Agnes Scott College

Yueh-Gin Gung and Dr. Charles Y. Hu Award for DistinguishedService to Mathematics

Citation for Alice Turner Schafer

By Linda R. Sons, Northern Illinois University

Reprinted from the February 1998 issue of the Mathematical Association of America Monthly with permission of the author and the MAA.

The curriculum vitae of Alice Turner Schafer lists two specializations:Abstract algebra (group theory) and women in mathematics. As early as her high school years Alice exhibited a love for mathematics and an interest in teaching as a career. As a mathematics educator she championed the full participation of women in mathematics. She has been a strong role model for many women and has worked to establish support groups for women in mathematics, to eliminate barriers women face in their study of mathematics and participation in the mathematics community, and to provide opportunity and encouragement for women in mathematics. She was one of the central figures in the early days of the Association for Women in Mathematics (AWM), through which she has helped to change the place of women in American mathematics.

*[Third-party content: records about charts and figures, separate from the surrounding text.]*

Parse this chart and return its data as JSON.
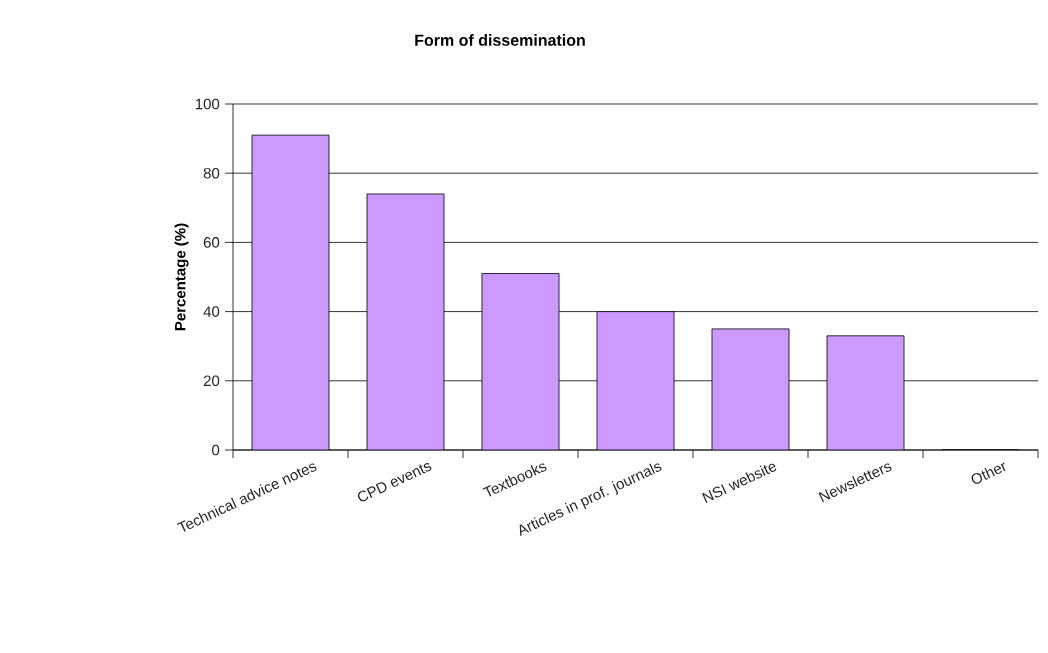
{
  "chart_data": {
    "type": "bar",
    "title": "Form of dissemination",
    "ylabel": "Percentage (%)",
    "categories": [
      "Technical advice notes",
      "CPD events",
      "Textbooks",
      "Articles in prof. journals",
      "NSI website",
      "Newsletters",
      "Other"
    ],
    "values": [
      91,
      74,
      51,
      40,
      35,
      33,
      0
    ],
    "color": "#cc99ff",
    "ylim": [
      0,
      100
    ],
    "yticks": [
      0,
      20,
      40,
      60,
      80,
      100
    ],
    "grid": "y"
  }
}
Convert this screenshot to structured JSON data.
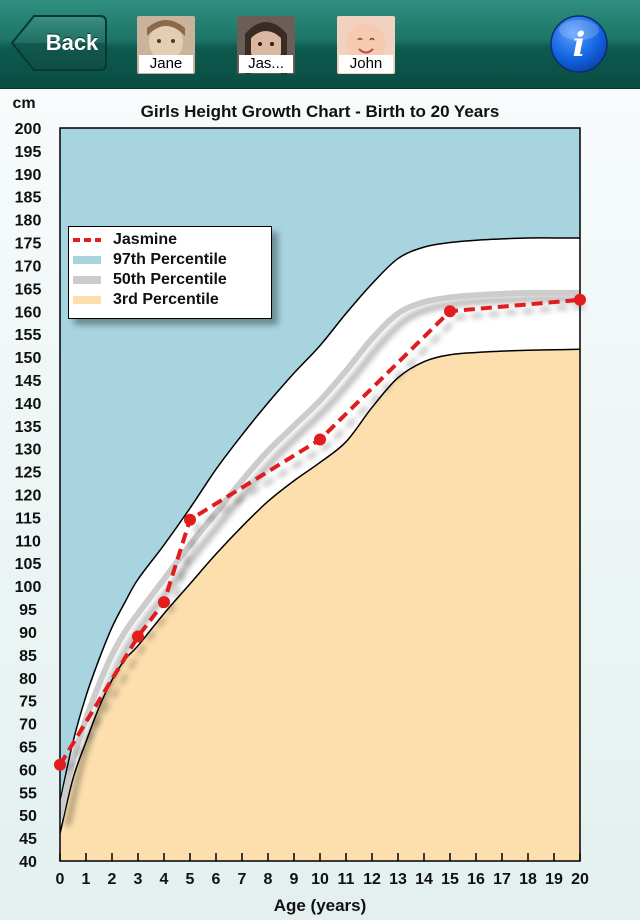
{
  "nav": {
    "back_label": "Back",
    "children": [
      {
        "name": "Jane"
      },
      {
        "name": "Jas..."
      },
      {
        "name": "John"
      }
    ],
    "info_icon": "info-icon",
    "info_glyph": "i"
  },
  "colors": {
    "top97": "#a8d4e0",
    "band": "#ffffff",
    "bottom3": "#fddfad",
    "median": "#cccccc",
    "child_series": "#e11d1d"
  },
  "chart_data": {
    "type": "line",
    "title": "Girls Height Growth Chart - Birth to 20 Years",
    "xlabel": "Age (years)",
    "ylabel": "cm",
    "xlim": [
      0,
      20
    ],
    "ylim": [
      40,
      200
    ],
    "x_ticks": [
      0,
      1,
      2,
      3,
      4,
      5,
      6,
      7,
      8,
      9,
      10,
      11,
      12,
      13,
      14,
      15,
      16,
      17,
      18,
      19,
      20
    ],
    "y_ticks": [
      40,
      45,
      50,
      55,
      60,
      65,
      70,
      75,
      80,
      85,
      90,
      95,
      100,
      105,
      110,
      115,
      120,
      125,
      130,
      135,
      140,
      145,
      150,
      155,
      160,
      165,
      170,
      175,
      180,
      185,
      190,
      195,
      200
    ],
    "legend": [
      {
        "label": "Jasmine",
        "style": "dashed-line"
      },
      {
        "label": "97th Percentile",
        "style": "fill"
      },
      {
        "label": "50th Percentile",
        "style": "line"
      },
      {
        "label": "3rd Percentile",
        "style": "fill"
      }
    ],
    "series": [
      {
        "name": "Jasmine",
        "x": [
          0,
          3,
          4,
          5,
          10,
          15,
          20
        ],
        "y": [
          61,
          89,
          96.5,
          114.5,
          132,
          160,
          162.5
        ]
      },
      {
        "name": "97th Percentile",
        "x": [
          0,
          0.5,
          1,
          1.5,
          2,
          2.5,
          3,
          4,
          5,
          6,
          7,
          8,
          9,
          10,
          11,
          12,
          13,
          14,
          15,
          16,
          17,
          18,
          19,
          20
        ],
        "y": [
          53,
          66,
          76,
          84,
          91,
          96.5,
          101.5,
          109,
          117,
          125.5,
          133,
          140,
          146.5,
          152.5,
          159.5,
          166,
          171.5,
          174,
          175,
          175.5,
          175.8,
          176,
          176,
          176
        ]
      },
      {
        "name": "50th Percentile",
        "x": [
          0,
          0.5,
          1,
          1.5,
          2,
          2.5,
          3,
          4,
          5,
          6,
          7,
          8,
          9,
          10,
          11,
          12,
          13,
          14,
          15,
          16,
          17,
          18,
          19,
          20
        ],
        "y": [
          49.5,
          62,
          71,
          78.5,
          85,
          90,
          94,
          101.5,
          109,
          116,
          123,
          129.5,
          135,
          140.5,
          147,
          154,
          159.5,
          162,
          163,
          163.5,
          163.8,
          164,
          164,
          164
        ]
      },
      {
        "name": "3rd Percentile",
        "x": [
          0,
          0.5,
          1,
          1.5,
          2,
          2.5,
          3,
          4,
          5,
          6,
          7,
          8,
          9,
          10,
          11,
          12,
          13,
          14,
          15,
          16,
          17,
          18,
          19,
          20
        ],
        "y": [
          46,
          58,
          66,
          73.5,
          79.5,
          84,
          87,
          94,
          100.5,
          107,
          113,
          118.5,
          123,
          127,
          131.5,
          139,
          145.5,
          149,
          150.5,
          151,
          151.3,
          151.5,
          151.6,
          151.7
        ]
      }
    ],
    "grid": false,
    "legend_position": "top-left"
  }
}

Yet her service goes far beyond her work on behalf of women.

Alice Turner is a native of Virginia, where she spent her school years, earning a B.A. in mathematics from the University of Richmond. Lacking the financial means to attend graduate school, she taught secondary school mathematics for three years and then entered the University of Chicago, where she earned and M.S. and a Ph.D. Her dissertation in projective differential geometry was supervised by E. P. Lane, and her published research in this area appeared in the Duke Mathematical Journal and in the American Journal of Mathematics.

At the University of Chicago Alice met Richard Schafer, who was seeking a Ph.D. in mathematics. They were married as they completed their degrees. This union has been blessed with two sons and three grandchildren.

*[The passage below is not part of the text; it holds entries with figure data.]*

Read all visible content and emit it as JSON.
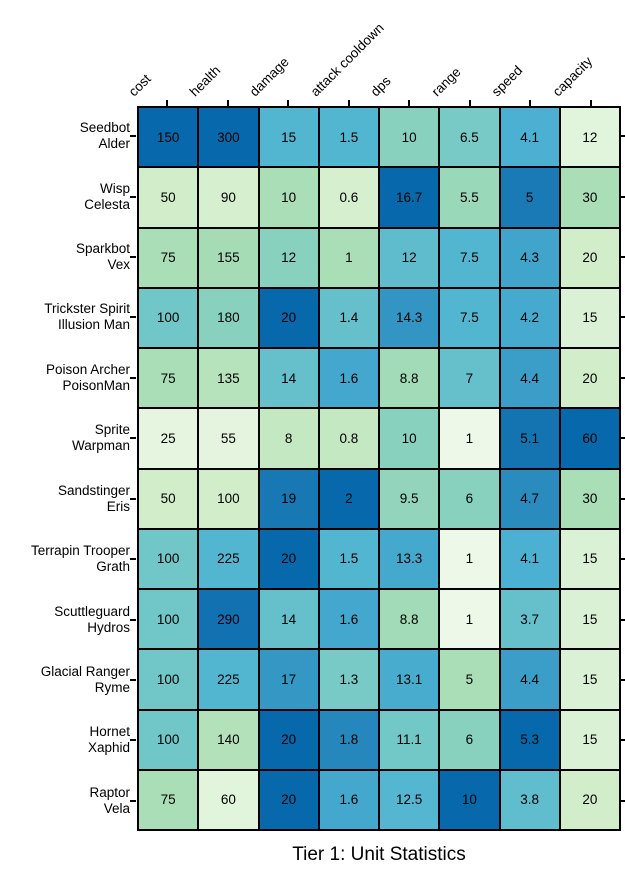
{
  "title": "Tier 1: Unit Statistics",
  "chart_data": {
    "type": "heatmap",
    "columns": [
      "cost",
      "health",
      "damage",
      "attack cooldown",
      "dps",
      "range",
      "speed",
      "capacity"
    ],
    "row_labels": [
      "Seedbot\nAlder",
      "Wisp\nCelesta",
      "Sparkbot\nVex",
      "Trickster Spirit\nIllusion Man",
      "Poison Archer\nPoisonMan",
      "Sprite\nWarpman",
      "Sandstinger\nEris",
      "Terrapin Trooper\nGrath",
      "Scuttleguard\nHydros",
      "Glacial Ranger\nRyme",
      "Hornet\nXaphid",
      "Raptor\nVela"
    ],
    "values": [
      [
        150,
        300,
        15,
        1.5,
        10,
        6.5,
        4.1,
        12
      ],
      [
        50,
        90,
        10,
        0.6,
        16.7,
        5.5,
        5,
        30
      ],
      [
        75,
        155,
        12,
        1,
        12,
        7.5,
        4.3,
        20
      ],
      [
        100,
        180,
        20,
        1.4,
        14.3,
        7.5,
        4.2,
        15
      ],
      [
        75,
        135,
        14,
        1.6,
        8.8,
        7,
        4.4,
        20
      ],
      [
        25,
        55,
        8,
        0.8,
        10,
        1,
        5.1,
        60
      ],
      [
        50,
        100,
        19,
        2,
        9.5,
        6,
        4.7,
        30
      ],
      [
        100,
        225,
        20,
        1.5,
        13.3,
        1,
        4.1,
        15
      ],
      [
        100,
        290,
        14,
        1.6,
        8.8,
        1,
        3.7,
        15
      ],
      [
        100,
        225,
        17,
        1.3,
        13.1,
        5,
        4.4,
        15
      ],
      [
        100,
        140,
        20,
        1.8,
        11.1,
        6,
        5.3,
        15
      ],
      [
        75,
        60,
        20,
        1.6,
        12.5,
        10,
        3.8,
        20
      ]
    ],
    "color_scale": {
      "colormap": "GnBu",
      "stops": [
        "#f7fcf0",
        "#e0f3db",
        "#ccebc5",
        "#a8ddb5",
        "#7bccc4",
        "#4eb3d3",
        "#2b8cbe",
        "#0868ac",
        "#084081"
      ],
      "normalization": "per-column value/max",
      "gamma": 1.25,
      "top": 0.875
    },
    "cell_text_color": "#000000",
    "grid_line_color": "#000000",
    "background": "#ffffff",
    "legend": "none",
    "title_position": "bottom"
  }
}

The Schafers' marriage was an early example of the "two-body problem" and the "commuter marriage." Alice's first postgraduate position was at the Connecticut College, followed by a year at The Johns Hopkins Applied Physics Laboratory. She then held positions at the University of Michigan, Douglass College, Swarthmore College, Drexel Institute of Technology, and the University of Connecticut before returning to Connecticut College, where she advanced to full professor. Moving to Wellesley College (by now Richard was at MIT), she soon became department head and the Helen Day Gould Professor of Mathematics, retiring in 1980.

Indefatigable, Professor Schafer continued teaching, at Simmons College and in the management program in the Radcliffe College Seminars. Upon Richard's retirement from MIT, they moved to Arlington, Virginia, where Alice became professor of mathematics at Marymount University, retiring once again in 1996.

While living in the Boston area, Professor Schafer with then-graduate student Linda Rothschild and Bhama Srinivasan to organize a group of women mathematicians and students who met every few weeks to discuss common problems and goals. The group anticipated both the AWM and a similar organization in Europe.At the Atlantic City mathematics meetings in 1971, Mary Gray led a women's caucus of the Mathematics Action Group in organizing the AWM. Alice Schafer served as the second president, and under her guidance the Association was incorporated, secured financial footing, and established an office at Wellesley College. Professor Schafer prepared AWM to be come a full member of the Conference Board of the Mathematical Sciences, and she and Mary Gray attained international recognition for AWM through its sponsorship of programs at the International Congress of Mathematicians at Vancouver. Essential to the high regard in which AWM is now held by men and women are the excellent mathematical invited talks at its sessions, a feature begun by Schafer. Even after her presidency, Alice Schafer has continued for two decades to give dedicated service and guidance to AWM. Her successors in the presidency rely on her wisdom and good counsel. In recognition of Professor Schafer's contributions, AWM now awards an annual prize in her honor for excellence in mathematics by undergraduate women.

Throughout her career, Professor Schafer sought to eliminate barriers to women in mathematics and to promote human rights for all mathematicians. She directed the Wellesley Mathematics Project (continued jointly with Wesleyan University) aimed at reducing fear of mathematics for women. She helped prepare lists of women who were eligible for grants and fellowships, including invited lectureships. She chaired the AMS Committee on Postdoctoral Fellowships and the Committee on Human Rights and served on Committee W and the National Council for the American Association of University Professors. She has chaired the mathematics section of the American Association for the Advancement of Science.

Professor Schafer has served on the CBMS Committee on Women in the Mathematical Sciences for six years and has worked for many years for the MAA Women and Mathematics Program. Three times in recent years, through the People-to-People program, she led delegations to China-one concerning women research mathematicians, one concerning mathematics education, and one concerning women's issues in mathematics and science.

Professor Schafer is known for her love of people, her boundless energy, and her fierce determination for a just cause. Her lifetime achievements and her pioneering efforts to secure opportunities for all mathematicians make her a most worthy recipient of the Yueh-Gin Gung and Dr. Charles Y. Hu Award for Distinguished Service to Mathematics.